For a sweet aroma look for plump, shiny, tender berries preferably with their leafy green calyx and stalk attached – avoid any that are mushy or mouldy.

Elsanta is one of the most common strawberries available in the UK has a high-water content which gives a crisp texture and sweet taste. If you are looking for a soft texture look out for other British varieties, such as Ava, Florence, Alice and Rhapsody.


Strawberries can become mushy quickly on contact with water, so wash briefly, hull (remove the calyx and stalk – on a ripe strawberries this can be pulled out quite easily or you can use a small, sharp knife to cut it out). Then serve whole, halved or quartered as required.


To prevent the strawberries from crushing each other, place them on a plate lined with a layer of kitchen paper and store them in the fridge. Never wash the fruit before refrigeration, as they will go soggy. Take them out of the fridge one hour before eating so they are room temperature and eat within a couple of days of buying or picking.


Best eaten raw with cream and ice cream or sprinkled with balsamic vinegar. Try adding to fruit salads or make into a jam.  

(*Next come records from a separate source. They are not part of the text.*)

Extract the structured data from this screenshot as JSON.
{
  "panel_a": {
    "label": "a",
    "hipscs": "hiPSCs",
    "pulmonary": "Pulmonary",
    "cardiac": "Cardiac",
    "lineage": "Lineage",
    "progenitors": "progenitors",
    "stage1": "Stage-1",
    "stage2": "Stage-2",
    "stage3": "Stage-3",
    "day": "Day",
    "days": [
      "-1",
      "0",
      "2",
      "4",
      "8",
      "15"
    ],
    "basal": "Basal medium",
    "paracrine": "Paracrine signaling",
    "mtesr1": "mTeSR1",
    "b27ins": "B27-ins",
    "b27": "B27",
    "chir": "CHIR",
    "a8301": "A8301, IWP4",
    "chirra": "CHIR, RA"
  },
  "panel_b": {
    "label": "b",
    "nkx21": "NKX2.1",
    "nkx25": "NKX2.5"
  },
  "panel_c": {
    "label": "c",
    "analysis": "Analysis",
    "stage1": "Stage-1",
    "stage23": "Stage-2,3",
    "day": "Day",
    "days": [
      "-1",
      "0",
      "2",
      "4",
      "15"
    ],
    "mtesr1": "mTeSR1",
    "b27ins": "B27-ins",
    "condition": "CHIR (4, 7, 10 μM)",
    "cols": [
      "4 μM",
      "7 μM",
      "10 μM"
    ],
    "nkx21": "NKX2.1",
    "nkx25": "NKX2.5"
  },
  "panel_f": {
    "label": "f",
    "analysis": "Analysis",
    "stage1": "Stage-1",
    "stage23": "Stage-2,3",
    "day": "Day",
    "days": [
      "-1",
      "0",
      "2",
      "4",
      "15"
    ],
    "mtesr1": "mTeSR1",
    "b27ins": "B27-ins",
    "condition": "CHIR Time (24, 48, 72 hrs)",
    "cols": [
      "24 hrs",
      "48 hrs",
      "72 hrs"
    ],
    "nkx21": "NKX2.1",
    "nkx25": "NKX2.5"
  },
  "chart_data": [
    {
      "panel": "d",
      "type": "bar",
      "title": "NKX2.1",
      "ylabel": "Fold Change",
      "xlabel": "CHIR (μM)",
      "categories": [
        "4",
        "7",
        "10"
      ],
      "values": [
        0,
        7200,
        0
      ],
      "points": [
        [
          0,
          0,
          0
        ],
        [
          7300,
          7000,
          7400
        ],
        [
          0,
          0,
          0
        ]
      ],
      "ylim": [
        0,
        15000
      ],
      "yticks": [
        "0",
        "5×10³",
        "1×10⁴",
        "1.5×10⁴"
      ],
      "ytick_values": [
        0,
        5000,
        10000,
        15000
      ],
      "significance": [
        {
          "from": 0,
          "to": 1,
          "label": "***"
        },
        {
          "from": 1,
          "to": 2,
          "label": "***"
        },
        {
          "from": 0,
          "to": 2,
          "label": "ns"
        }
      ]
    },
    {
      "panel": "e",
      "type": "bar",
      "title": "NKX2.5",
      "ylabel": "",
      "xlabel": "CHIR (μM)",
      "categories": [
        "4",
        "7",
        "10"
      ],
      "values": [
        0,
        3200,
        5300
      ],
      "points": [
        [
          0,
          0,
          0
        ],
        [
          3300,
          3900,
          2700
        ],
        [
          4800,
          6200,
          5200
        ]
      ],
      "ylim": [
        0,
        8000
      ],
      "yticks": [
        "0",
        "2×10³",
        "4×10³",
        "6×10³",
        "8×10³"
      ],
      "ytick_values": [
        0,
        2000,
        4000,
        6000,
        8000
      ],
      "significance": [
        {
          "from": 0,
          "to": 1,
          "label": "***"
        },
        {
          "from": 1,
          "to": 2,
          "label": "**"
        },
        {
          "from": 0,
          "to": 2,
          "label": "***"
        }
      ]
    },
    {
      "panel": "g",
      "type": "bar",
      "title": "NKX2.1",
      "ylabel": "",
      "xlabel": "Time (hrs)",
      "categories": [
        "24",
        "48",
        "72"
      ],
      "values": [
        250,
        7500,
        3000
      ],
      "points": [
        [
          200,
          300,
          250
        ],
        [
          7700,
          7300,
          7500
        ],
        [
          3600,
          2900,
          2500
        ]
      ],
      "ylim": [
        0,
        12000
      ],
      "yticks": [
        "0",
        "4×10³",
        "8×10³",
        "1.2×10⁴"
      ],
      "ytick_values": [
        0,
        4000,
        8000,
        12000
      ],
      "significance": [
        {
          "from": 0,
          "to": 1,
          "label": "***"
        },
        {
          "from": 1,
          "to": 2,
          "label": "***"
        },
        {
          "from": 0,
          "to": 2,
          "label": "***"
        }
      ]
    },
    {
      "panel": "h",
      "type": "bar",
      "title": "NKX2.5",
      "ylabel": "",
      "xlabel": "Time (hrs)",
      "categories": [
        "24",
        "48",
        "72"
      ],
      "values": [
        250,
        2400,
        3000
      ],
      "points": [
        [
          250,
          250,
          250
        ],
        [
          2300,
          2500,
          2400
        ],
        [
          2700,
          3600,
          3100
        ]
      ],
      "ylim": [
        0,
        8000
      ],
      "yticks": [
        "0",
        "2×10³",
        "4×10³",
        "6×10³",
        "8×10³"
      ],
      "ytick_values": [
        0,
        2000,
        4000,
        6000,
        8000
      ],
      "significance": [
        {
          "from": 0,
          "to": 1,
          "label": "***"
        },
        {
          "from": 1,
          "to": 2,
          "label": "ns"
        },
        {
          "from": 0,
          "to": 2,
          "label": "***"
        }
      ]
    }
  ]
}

From the herb and seed family of the same name, fennel is known for its strong aniseed taste. When eaten raw, the texture is crisp and the flavour is quite assertive – cooked, it’s softer and works beautifully in Italian cookery.


 At its best from the start of June to the end of September. Choose the best Go for a smaller, young bulb where possible as these are more tender. They should look white, with no blemishes and feel heavy for its size. The green tops should be bright and fresh, with no yellowing.


After washing the vegetable, trim the green tops (this can be used as a garnish). Slice off the roots and remove the tough outer layer (if the bulb is younger and tender you can leave this layer on). To cook whole, cut out the central core from the bottom, leaving a cavity. Alternatively slice or chop into quarters and remove the core from each (not too much, or the quarters will fall apart).


Freshly cut fennel should be wrapped in damp kitchen paper and placed in a perforated bag stored in the fridge. This will keep fresh for three days.


Boil or steam up to 20 minutes for a whole bulb, 12 minutes for quarters, or roast between 40-50 minutes. 

Salt Marsh Lamb

Salt Marsh lamb has become a culinary speciality for its distinctive flavour and meltingly tender consistency, making the meat stand out compared to other lamb. The succulent meat is also much darker than mountain reared lamb, containing less fat. The lambs graze on the estuary salt marshes and coastal pastures that are flooded by the spring tides and drenched by sea water. They feed on a rich variety of vegetation and reserves growing in the salt marshes, which give the meat a gentle hint of coastal flora and fauna, such as glasswort, samphire and sea lavender.


Comes into season in July but is available throughout the summer and autumn. Choose the best When it comes to lamb, you should always buy from a source you can trust. Salt marsh lamb is fully traceable and are born on the farms where they live and spend most of their lives grazing on salt marsh. Many cuts of lamb are available – which you buy is dependant on how you cook it. For roasts, the ideal cuts include leg, breast, shoulder, saddle or rump.


To get the best of the beautiful flavour it is important to cook the meat until it is pink and not overcooked. Roasting with rosemary and garlic works well with the meat, however if you want to taste the sweetness of the lamb keep the use of these to a minimum.


Unless the lamb is vacuum-packed, remove the packaging (making a note of any use-by dates) and store the lamb at the bottom of the fridge in a large dish covered with cling film to contain any drips (vacuum-packed lamb should be kept in its packaging). Ensure the lamb doesn't touch any cooked foods or anything that will be eaten raw. Any cuts that are bought loose will keep for up to 2-4 days and larger cuts for roasting will keep up to 5 days.


If you like your lamb pink, roast for 1 hour 15 minutes or 1 hour 30 minutes if you prefer well done. Once cooked, remove from the oven, cover with foil and rest for 15 minutes before serving with potatoes. Sounds tasty!